Who hasn’t made plans at some time, and who hasn’t had to change them? I, for example, remember very well my time as a student, I needed to arrive at each exam with the subject well worked. I tried various planning methods and, based on my experience, I constantly re-planned down to the smallest detail. The hard reality is that one day I would get less done and another day a lot for no apparent reason. There was no problem, I was always sure I could adapt my plan, I was gaining more experience and therefore more certainty. With a good plan, success was guaranteed. What could go wrong? To this day I think I could have spent all the time I spent planning on more useful activities such as resting, having a few beers with my friends, or simply continuing to study. Where was the problem?
It’s been years (a lot of years!), but it’s something I still observe in my work environment. I always observe the need to find the perfect plan and estimate when there is uncertainty or complexity because, no matter how much you learn and re-plan, you will probably never manage to make a reality of what you have put so much effort on paper. That’s why I always try to make teams see the real purpose of planning and estimating because, I’ll tell you, it’s not to make a perfect plan.
In 1979, the psychologist Daniel Kahneman, the author of “Thinking, fast and slow“, together with Amos Tversky, also a psychologist, introduced a cognitive bias that he called the planning fallacy.
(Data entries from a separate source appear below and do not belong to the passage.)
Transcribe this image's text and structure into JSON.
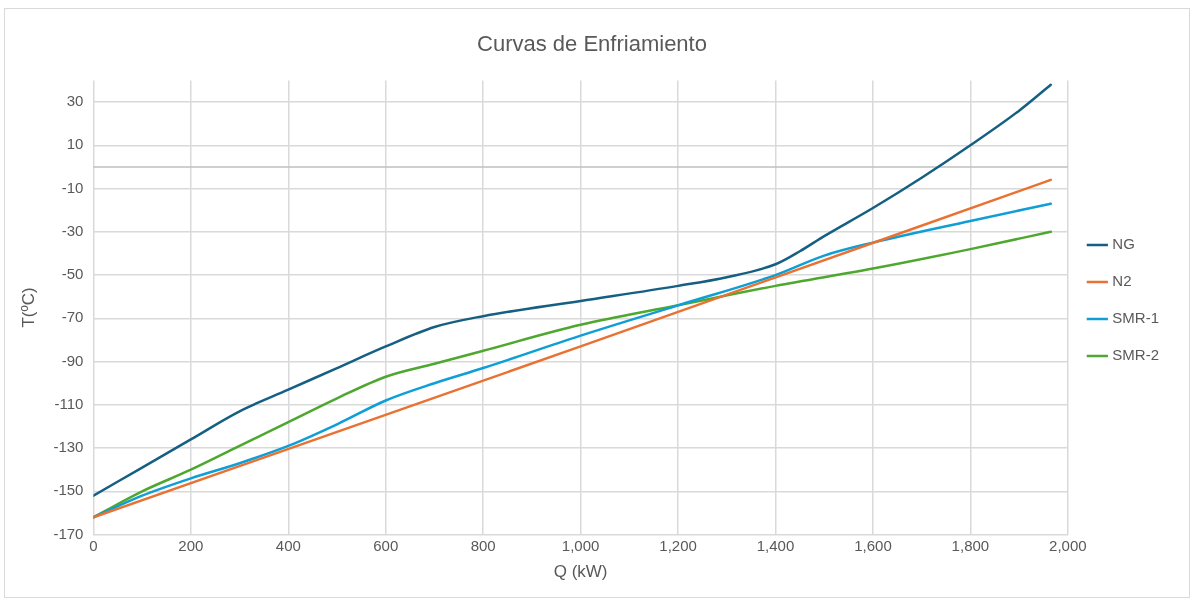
{
  "chart_data": {
    "type": "line",
    "title": "Curvas de Enfriamiento",
    "xlabel": "Q (kW)",
    "ylabel": "T(ºC)",
    "xlim": [
      0,
      2000
    ],
    "xticks": [
      0,
      200,
      400,
      600,
      800,
      {
        "value": 1000,
        "label": "1,000"
      },
      {
        "value": 1200,
        "label": "1,200"
      },
      {
        "value": 1400,
        "label": "1,400"
      },
      {
        "value": 1600,
        "label": "1,600"
      },
      {
        "value": 1800,
        "label": "1,800"
      },
      {
        "value": 2000,
        "label": "2,000"
      }
    ],
    "ylim": [
      -170,
      40
    ],
    "yticks": [
      -170,
      -150,
      -130,
      -110,
      -90,
      -70,
      -50,
      -30,
      -10,
      10,
      30
    ],
    "grid": true,
    "legend": "right",
    "marker": "none",
    "line_style": "solid",
    "ref_lines": [
      {
        "axis": "y",
        "value": 0,
        "color": "#bfbfbf"
      }
    ],
    "series": [
      {
        "name": "NG",
        "color": "#156082",
        "x": [
          0,
          100,
          200,
          300,
          400,
          500,
          600,
          700,
          800,
          1000,
          1200,
          1300,
          1400,
          1450,
          1500,
          1600,
          1700,
          1800,
          1900,
          1965
        ],
        "values": [
          -152,
          -139,
          -126,
          -113,
          -103,
          -93,
          -83,
          -74,
          -69,
          -62,
          -55,
          -51,
          -45,
          -39,
          -32,
          -19,
          -5,
          10,
          26,
          38
        ]
      },
      {
        "name": "N2",
        "color": "#e97132",
        "x": [
          0,
          1000,
          1965
        ],
        "values": [
          -162,
          -83,
          -6
        ]
      },
      {
        "name": "SMR-1",
        "color": "#0f9ed5",
        "x": [
          0,
          100,
          200,
          300,
          400,
          500,
          600,
          700,
          800,
          1000,
          1200,
          1400,
          1500,
          1600,
          1800,
          1965
        ],
        "values": [
          -162,
          -152,
          -144,
          -137,
          -129,
          -119,
          -108,
          -100,
          -93,
          -78,
          -64,
          -50,
          -41,
          -35,
          -25,
          -17
        ]
      },
      {
        "name": "SMR-2",
        "color": "#4ea72e",
        "x": [
          0,
          100,
          200,
          300,
          400,
          500,
          600,
          700,
          800,
          1000,
          1200,
          1400,
          1600,
          1800,
          1965
        ],
        "values": [
          -162,
          -150,
          -140,
          -129,
          -118,
          -107,
          -97,
          -91,
          -85,
          -73,
          -64,
          -55,
          -47,
          -38,
          -30
        ]
      }
    ]
  }
}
This bias tells us how we always value with optimism the time we are going to spend doing something ourselves, while if we have to estimate a task that other people do, we use a pessimistic criteria. The problem is not only related to time estimation, but we also underestimate the cost and risks and, moreover, it affects both personally and professionally. In agile we rely on techniques such as the relative estimation of elements to reduce the time spent on estimating and achieve its true objective, which is none other than to reduce uncertainty. We are not looking for an exact estimate of what will happen because, in fact, an estimate is only a forecast. What we are looking for is an idea that helps us to orient ourselves in order to plan better, a support. It is important to emphasize the importance of estimating “the elements”, not the time or personal effort to perform a task, but to focus on whether this task compared to another is greater or lesser. Moreover, if we integrate this type of estimation with other techniques such as planning poker, we further reduce the effect of the planning fallacy, since we integrate the views of the different participants reducing biases.
But then, what is the point of planning? Normally, we have to plan for organizational needs. Indeed, when an organization wants to start a project, it is necessary to set a time frame and ask for a budget to execute it. These projects are usually associated with an annual strategy that is validated and that releases parts of the overall budget, which are the ones that enable the execution of the projects. On the other hand, we also plan when it is necessary to involve several teams, since it is necessary to have a tentative idea that allows them to align and reduce blocks and dependencies. There are many other reasons to make a plan, however, there is an even greater objective that we must not forget: to achieve maximum value, finding a balance between the needs to be met, the resources we can count on and the timetable. With good planning we manage to reduce risk and uncertainty, improve decision making, generate confidence and transmit our expectations of what can happen in the development of a product or project. The interesting thing is to do it with an iterative and incremental approach, collecting feedback as the project progresses, learning and incorporating that learning to optimize the delivery of value.
Complexity requires reaction and adaptation to change, not a detailed plan, because we don’t know where the difficulty is going to come from or what unforeseen events there will be. Otherwise, it wouldn’t be complex, would it? Whether you are an expert, have done the task many times, or think you have all the possible influencing factors under control, the context changes frequently. Our real weapon is to be able to adapt on a day-to-day basis and have a minimum planning that guides us, balancing the effort spent on it with the objective we are pursuing. If we propose intermediate goals, more short-term, and have frequent feedback points, we can learn and redirect our path with more confident steps until we reach the final goal. We can estimate to help reduce uncertainty and make a plan to help us organize our work, but our effort must be in achieving our goals and knowing how to redirect our plans to achieve them. I remember the frustration of a team when they had to launch an initiative to reorganize some technical resources in a different way than they had initially planned, this made them take a step back from the initial design of their solution, the hard effort spent in its execution and the time invested in understanding the needs of the users to make the best proposal. However, it was not a step back, it was a step forward, a very firm step, with the learning acquired after the implementation of the solution and having gathered feedback that we could not have had otherwise but from the users’ experience. We had to leave behind some a priori interesting developments, prioritizing this rethinking of the solution. What did we get? A final solution much more adapted to the needs of the users, who did not yet have experience in a similar environment and who were discovering a new world and learning as they used their new work environment.
We should not be afraid to change plans that do not take us to the expected place and that we made when we did not have the learning about the project that we have as we move forward. As Mike Cohn says in Agile Estimating and Planning, with agile planning we balance the effort and time investment in planning with the peace of mind that we will revisit that plan when necessary and adjust it. Agile planning should focus more on the planning than the plan. What does your team focus on most?